OllamaClaude (GitHub) reports 98.75% savings via token delegation measurement in production use.
CE-CoLLM Framework (arXiv) demonstrates 84.55% savings in edge-cloud hybrid setup, published as academic paper.
LiteLLM Production Users report 60-80% savings from tiered routing implementation across real deployments.
Conservative estimate for ThetaSteer: 60-70% cost reduction.
The infrastructure exists. The math works. The question is execution.
At $450+/month per developer in API costs, even a 50% reduction pays for significant engineering effort.
Four distinct segments feel this pain:
Individual Developers (Power Users) face $50-200/month in API costs for heavy Claude/GPT usage. A 70% cost reduction saves $35-140/month while adding offline capability and faster simple operations.
Engineering Teams (10-50 developers) face $5K-25K/month in AI API costs with inconsistent tooling. Centralized routing policy provides audit trail and cost control, plus compliance benefits as sensitive code stays local.
Security-Conscious Organizations worry about proprietary code sent to cloud APIs. With ThetaSteer, 70% of requests never leave the local machine, and audit logs track exactly what was sent to cloud vs. processed locally.
Mobile/Remote Developers find AI tools useless without internet. GREEN tier provides 70% functionality offline, with BLUE tier requests queued for sync when connectivity returns.
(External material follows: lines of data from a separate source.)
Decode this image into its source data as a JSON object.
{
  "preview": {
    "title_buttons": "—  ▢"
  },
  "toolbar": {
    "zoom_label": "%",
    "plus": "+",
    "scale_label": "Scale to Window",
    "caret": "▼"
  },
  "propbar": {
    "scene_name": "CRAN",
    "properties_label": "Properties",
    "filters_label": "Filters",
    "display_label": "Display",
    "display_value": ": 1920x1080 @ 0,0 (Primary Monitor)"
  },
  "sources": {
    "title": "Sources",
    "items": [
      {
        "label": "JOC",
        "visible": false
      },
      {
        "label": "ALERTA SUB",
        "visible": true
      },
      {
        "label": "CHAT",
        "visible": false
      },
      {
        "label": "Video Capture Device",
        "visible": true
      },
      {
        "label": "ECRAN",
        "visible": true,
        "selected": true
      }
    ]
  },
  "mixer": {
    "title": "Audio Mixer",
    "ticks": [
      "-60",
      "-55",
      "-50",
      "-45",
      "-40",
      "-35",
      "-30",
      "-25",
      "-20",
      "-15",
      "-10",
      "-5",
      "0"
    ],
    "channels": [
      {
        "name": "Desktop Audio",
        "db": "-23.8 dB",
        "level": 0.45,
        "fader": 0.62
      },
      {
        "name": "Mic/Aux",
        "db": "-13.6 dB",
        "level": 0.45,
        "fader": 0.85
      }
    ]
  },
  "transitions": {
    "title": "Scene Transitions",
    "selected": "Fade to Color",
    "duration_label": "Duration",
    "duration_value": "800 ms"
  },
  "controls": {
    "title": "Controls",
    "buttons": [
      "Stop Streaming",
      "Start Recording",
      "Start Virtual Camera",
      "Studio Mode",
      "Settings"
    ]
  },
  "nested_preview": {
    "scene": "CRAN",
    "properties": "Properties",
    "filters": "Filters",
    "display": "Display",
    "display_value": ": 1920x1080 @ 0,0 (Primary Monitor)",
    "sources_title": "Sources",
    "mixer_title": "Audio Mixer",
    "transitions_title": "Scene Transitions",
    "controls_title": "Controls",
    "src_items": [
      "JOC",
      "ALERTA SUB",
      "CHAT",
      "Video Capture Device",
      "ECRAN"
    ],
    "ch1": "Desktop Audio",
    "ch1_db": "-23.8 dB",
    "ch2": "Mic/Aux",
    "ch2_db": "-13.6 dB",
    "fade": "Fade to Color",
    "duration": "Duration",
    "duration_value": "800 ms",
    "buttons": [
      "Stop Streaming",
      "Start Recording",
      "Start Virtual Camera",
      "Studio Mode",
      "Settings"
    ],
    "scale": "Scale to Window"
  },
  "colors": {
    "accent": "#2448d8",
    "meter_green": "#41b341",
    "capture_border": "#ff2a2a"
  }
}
ThetaSteer isn't alone in this space. Here's how it compares:
Local LLM routing is supported by ThetaSteer, OllamaClaude, RouteLLM, and LiteLLM. Native Claude has no local routing.
Confidence tiers (RGB) are fully implemented only in ThetaSteer. RouteLLM and LiteLLM have partial support. OllamaClaude and Native Claude have none.
Identity persistence (FIM) is unique to ThetaSteer. No other solution maintains a 12x12 grid of user patterns across sessions.
Circuit breaker + queue for graceful degradation exists in ThetaSteer. LiteLLM has partial support. Others have none.
Session persistence across crashes is ThetaSteer-only via SQLite event sourcing. All others lose state on crash.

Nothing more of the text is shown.